Churchill Downs Inc. reported net earnings from continuing operations of $19.7 million for the third quarter of 2011, up significantly from $3.7 million for the third quarter of 2010.
The company said Oct. 26 receipt of $19.3 million from the Illinois Horse Racing Equity Trust Fund contributed to the strong quarter. The money, paid by several Illinois casinos, had been held in escrow for several years pending resolution of legal issues.
Net revenue from continuing operations was $166.3 million, up 13% from $147.5 million for the comparable quarter last year and a new third-quarter record, CDI said in an earnings release. Revenue gains were attributed to operations at Harlow’s Casino Resort & Hotel, a Mississippi property CDI acquired in December 2010, and 4.2% growth in pari-mutuel handle through TwinSpires.com, the company’s advance deposit wagering service.

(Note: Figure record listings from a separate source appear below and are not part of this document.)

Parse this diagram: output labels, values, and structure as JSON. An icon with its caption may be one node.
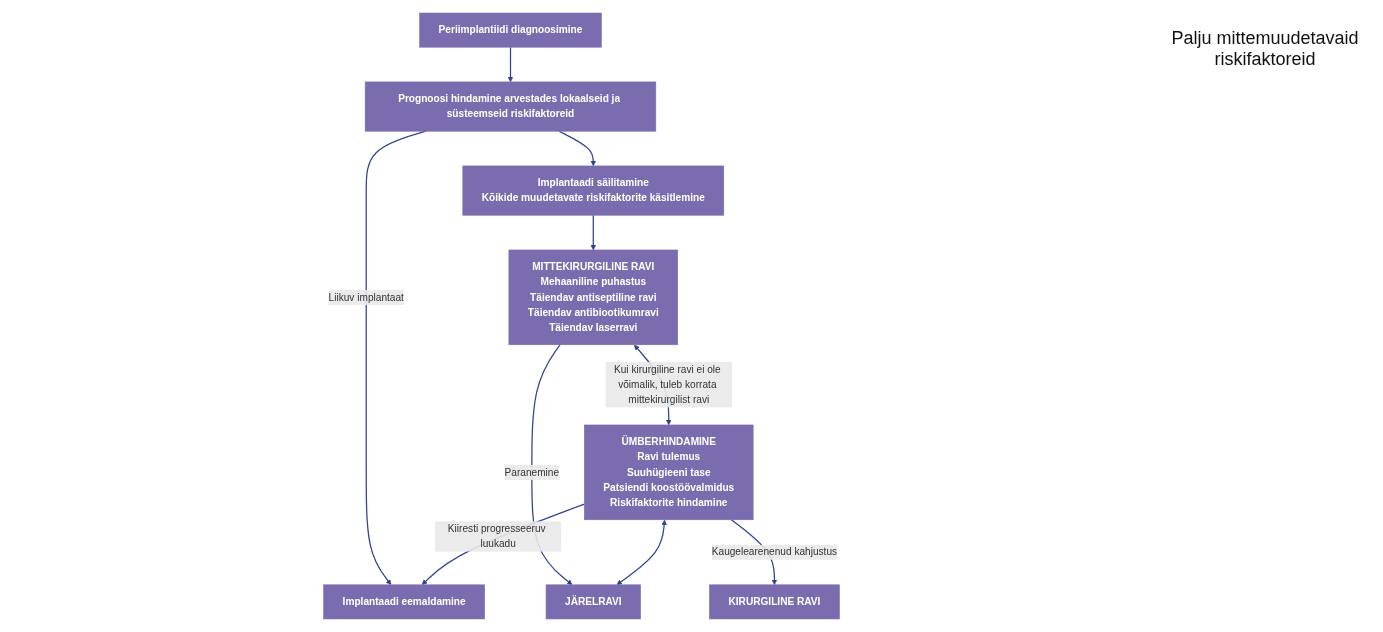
{
  "diagram": {
    "nodes": [
      {
        "text": [
          "Periimplantiidi diagnoosimine"
        ]
      },
      {
        "text": [
          "Prognoosi hindamine arvestades lokaalseid ja süsteemseid riskifaktoreid"
        ]
      },
      {
        "text": [
          "Implantaadi säilitamine",
          "Kõikide muudetavate riskifaktorite käsitlemine"
        ]
      },
      {
        "text": [
          "Implantaadi eemaldamine"
        ]
      },
      {
        "text": [
          "MITTEKIRURGILINE RAVI",
          "Mehaaniline puhastus",
          "Täiendav antiseptiline ravi",
          "Täiendav antibiootikumravi",
          "Täiendav laserravi"
        ]
      },
      {
        "text": [
          "ÜMBERHINDAMINE",
          "Ravi tulemus",
          "Suuhügieeni tase",
          "Patsiendi koostöövalmidus",
          "Riskifaktorite hindamine"
        ]
      },
      {
        "text": [
          "JÄRELRAVI"
        ]
      },
      {
        "text": [
          "KIRURGILINE RAVI"
        ]
      }
    ],
    "edges": [
      {
        "from": 0,
        "to": 1,
        "arrow": "to"
      },
      {
        "from": 1,
        "to": 2,
        "arrow": "to"
      },
      {
        "from": 1,
        "to": 3,
        "arrow": "to",
        "label": "Liikuv implantaat"
      },
      {
        "from": 2,
        "to": 4,
        "arrow": "to"
      },
      {
        "from": 4,
        "to": 5,
        "arrow": "both",
        "label": "Kui kirurgiline ravi ei ole võimalik, tuleb korrata mittekirurgilist ravi"
      },
      {
        "from": 5,
        "to": 3,
        "arrow": "to",
        "label": "Kiiresti progresseeruv luukadu"
      },
      {
        "from": 4,
        "to": 6,
        "arrow": "to",
        "label": "Paranemine"
      },
      {
        "from": 5,
        "to": 6,
        "arrow": "both"
      },
      {
        "from": 5,
        "to": 7,
        "arrow": "to",
        "label": "Kaugelearenenud kahjustus"
      }
    ],
    "labels": [
      "Palju mittemuudetavaid riskifaktoreid"
    ]
  }
}
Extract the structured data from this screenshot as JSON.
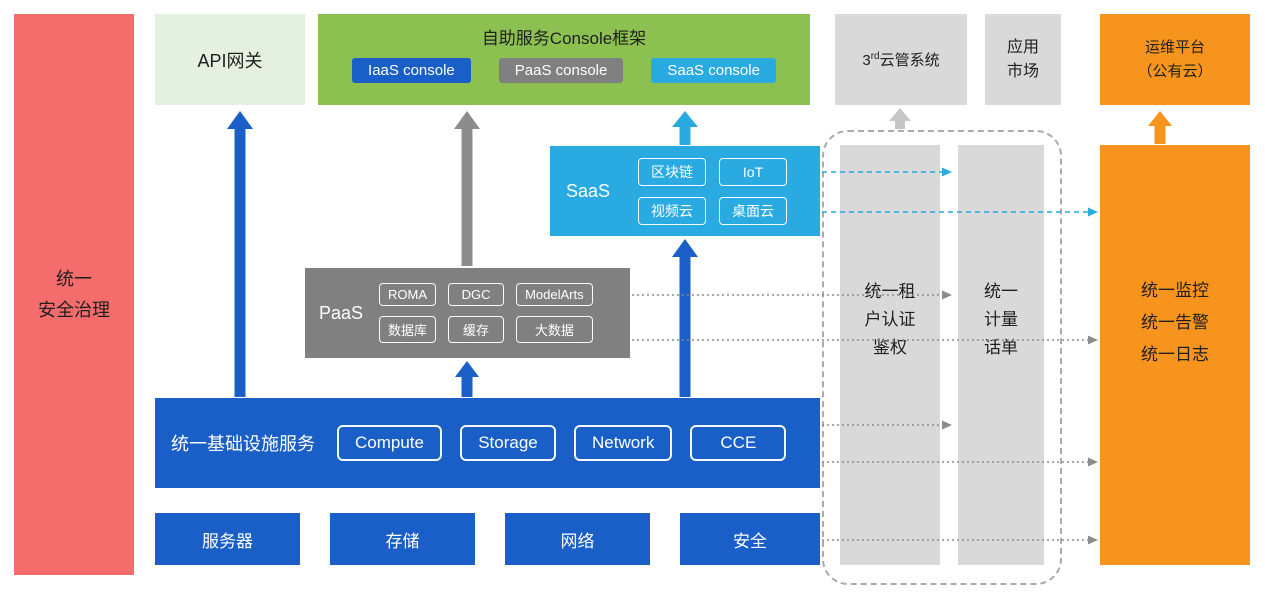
{
  "colors": {
    "red": "#F56C6C",
    "lightgreen": "#E4F1E0",
    "green": "#8CC152",
    "blue": "#1A5EC8",
    "gray": "#808080",
    "cyan": "#29ABE2",
    "lightgray": "#D9D9D9",
    "orange": "#F7941E",
    "dash": "#ABABAB",
    "arrowgray": "#8C8C8C",
    "lightarrow": "#C6C6C6"
  },
  "security": {
    "label": "统一\n安全治理"
  },
  "api_gateway": {
    "label": "API网关"
  },
  "console": {
    "title": "自助服务Console框架",
    "iaas": "IaaS console",
    "paas": "PaaS console",
    "saas": "SaaS console"
  },
  "third_cloud": {
    "prefix": "3",
    "sup": "rd",
    "suffix": "云管系统"
  },
  "app_market": {
    "label": "应用\n市场"
  },
  "ops_platform": {
    "label": "运维平台\n（公有云）"
  },
  "saas": {
    "label": "SaaS",
    "items": [
      "区块链",
      "IoT",
      "视频云",
      "桌面云"
    ]
  },
  "paas": {
    "label": "PaaS",
    "items": [
      "ROMA",
      "DGC",
      "ModelArts",
      "数据库",
      "缓存",
      "大数据"
    ]
  },
  "infra": {
    "label": "统一基础设施服务",
    "items": [
      "Compute",
      "Storage",
      "Network",
      "CCE"
    ]
  },
  "hardware": {
    "items": [
      "服务器",
      "存储",
      "网络",
      "安全"
    ]
  },
  "auth": {
    "label": "统一租\n户认证\n鉴权"
  },
  "metering": {
    "label": "统一\n计量\n话单"
  },
  "monitoring": {
    "label": "统一监控\n统一告警\n统一日志"
  }
}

Earnings before interest, taxes, depreciation, and amortization doubled to $43 million in the third quarter. Gaming revenue increased $5.3 million and pari-mutuel revenue increased $2.2 million, CDI reported.

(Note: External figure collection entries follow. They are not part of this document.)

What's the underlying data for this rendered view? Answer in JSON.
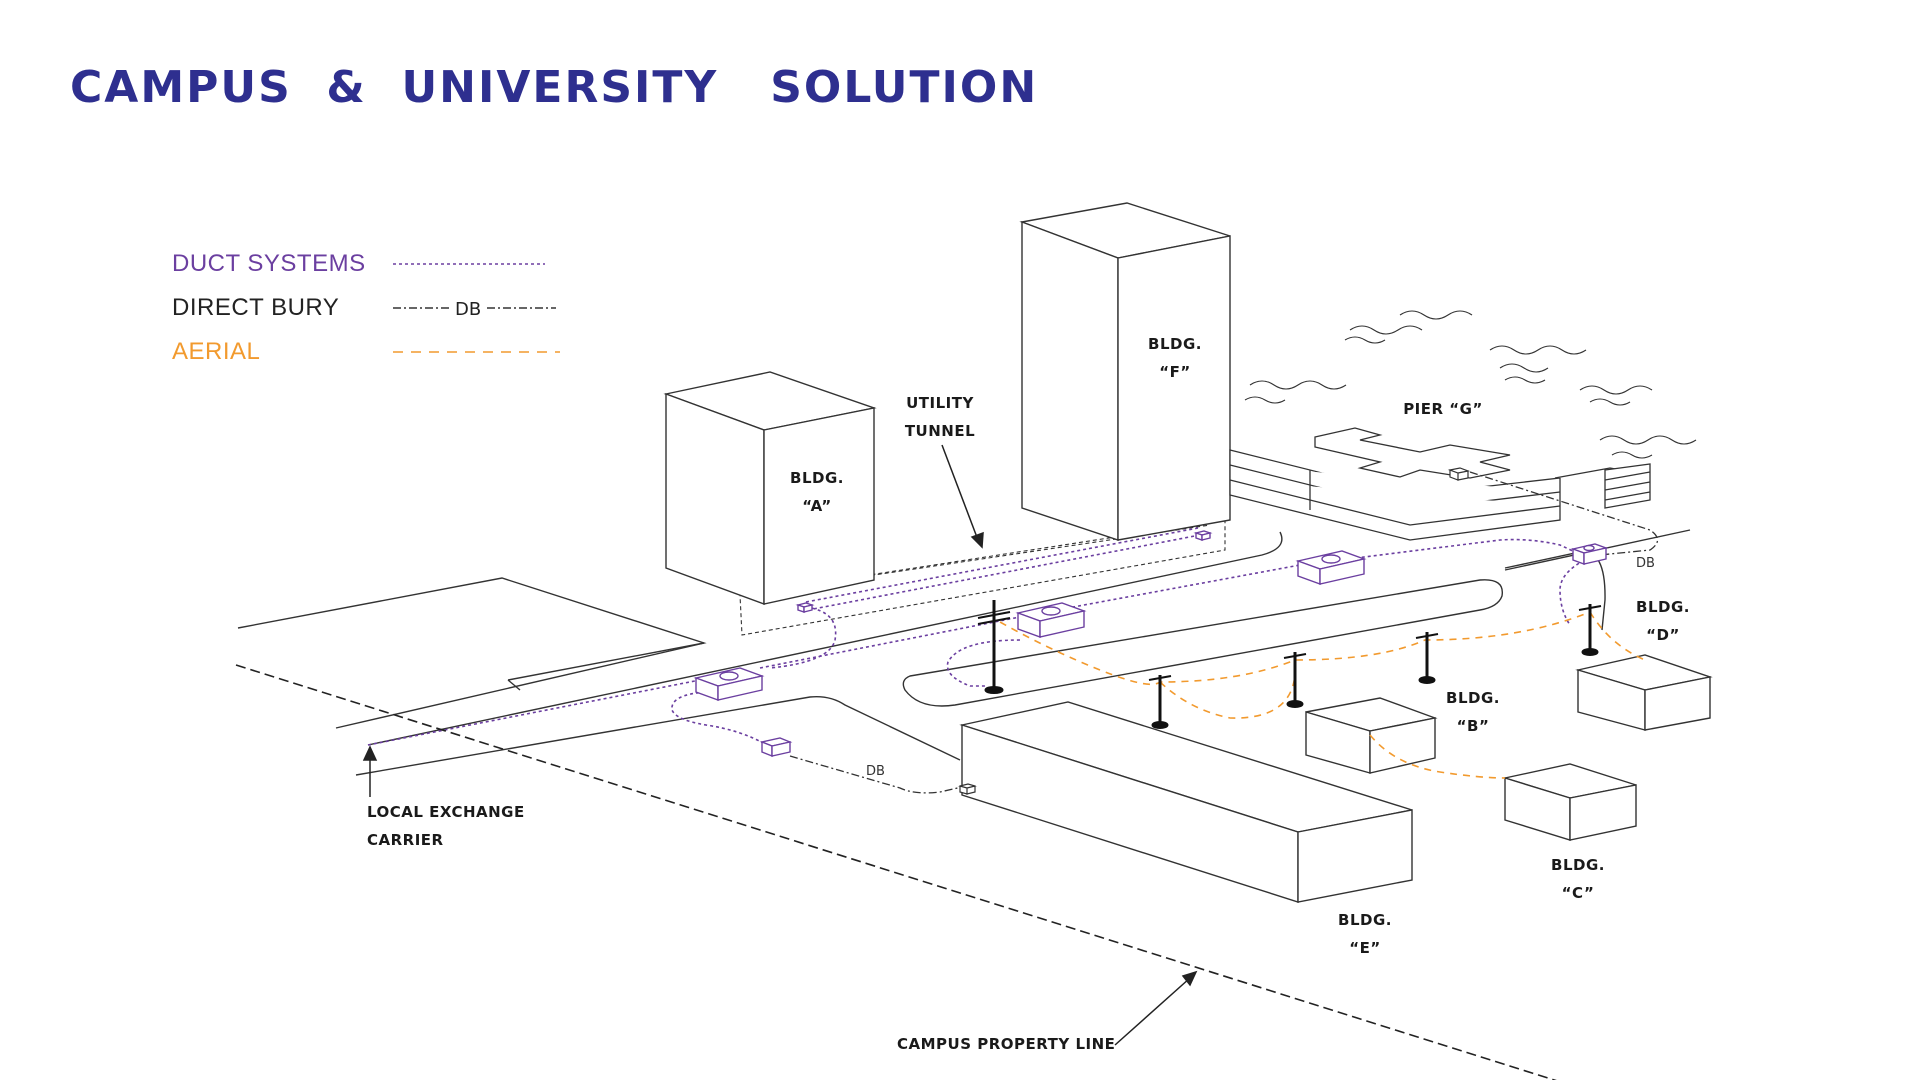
{
  "title": "CAMPUS  &  UNIVERSITY   SOLUTION",
  "colors": {
    "title": "#2e2f8f",
    "duct": "#6b3fa0",
    "direct_bury": "#333333",
    "aerial": "#f29a2e",
    "lines": "#333333"
  },
  "legend": {
    "duct": {
      "label": "DUCT SYSTEMS"
    },
    "direct_bury": {
      "label": "DIRECT BURY",
      "marker": "DB"
    },
    "aerial": {
      "label": "AERIAL"
    }
  },
  "labels": {
    "bldg_a": [
      "BLDG.",
      "“A”"
    ],
    "bldg_b": [
      "BLDG.",
      "“B”"
    ],
    "bldg_c": [
      "BLDG.",
      "“C”"
    ],
    "bldg_d": [
      "BLDG.",
      "“D”"
    ],
    "bldg_e": [
      "BLDG.",
      "“E”"
    ],
    "bldg_f": [
      "BLDG.",
      "“F”"
    ],
    "pier_g": "PIER “G”",
    "utility_tunnel": [
      "UTILITY",
      "TUNNEL"
    ],
    "local_exchange": [
      "LOCAL EXCHANGE",
      "CARRIER"
    ],
    "property_line": "CAMPUS PROPERTY LINE",
    "db_marker_1": "DB",
    "db_marker_2": "DB"
  }
}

CDI owns four racetracks: Churchill Downs in Kentucky, Calder Casino & Race Course in Florida, Arlington Park in Illinois, and Fair Grounds Race Course & Slots in Louisiana. Calder and Fair Grounds have slot machines.
“It was a very good quarter, even when we exclude the impact of the Illinois Horse Racing Equity Trust Fund proceeds,” CDI chairman and chief executive officer Robert Evans said. “Once again, the decline in net revenues and EBITDA—excluding those trust fund proceeds—in our racing operations was more than offset by significant gains in our online and gaming businesses.
“We used the resulting cash flow to pay down another $28.6 million in long-term debt during the third quarter, bringing our debt reduction for the first nine months of the year to $108.8 million.”
Churchill Downs will host this year’s Breeders’ Cup World Championships Nov. 4-5.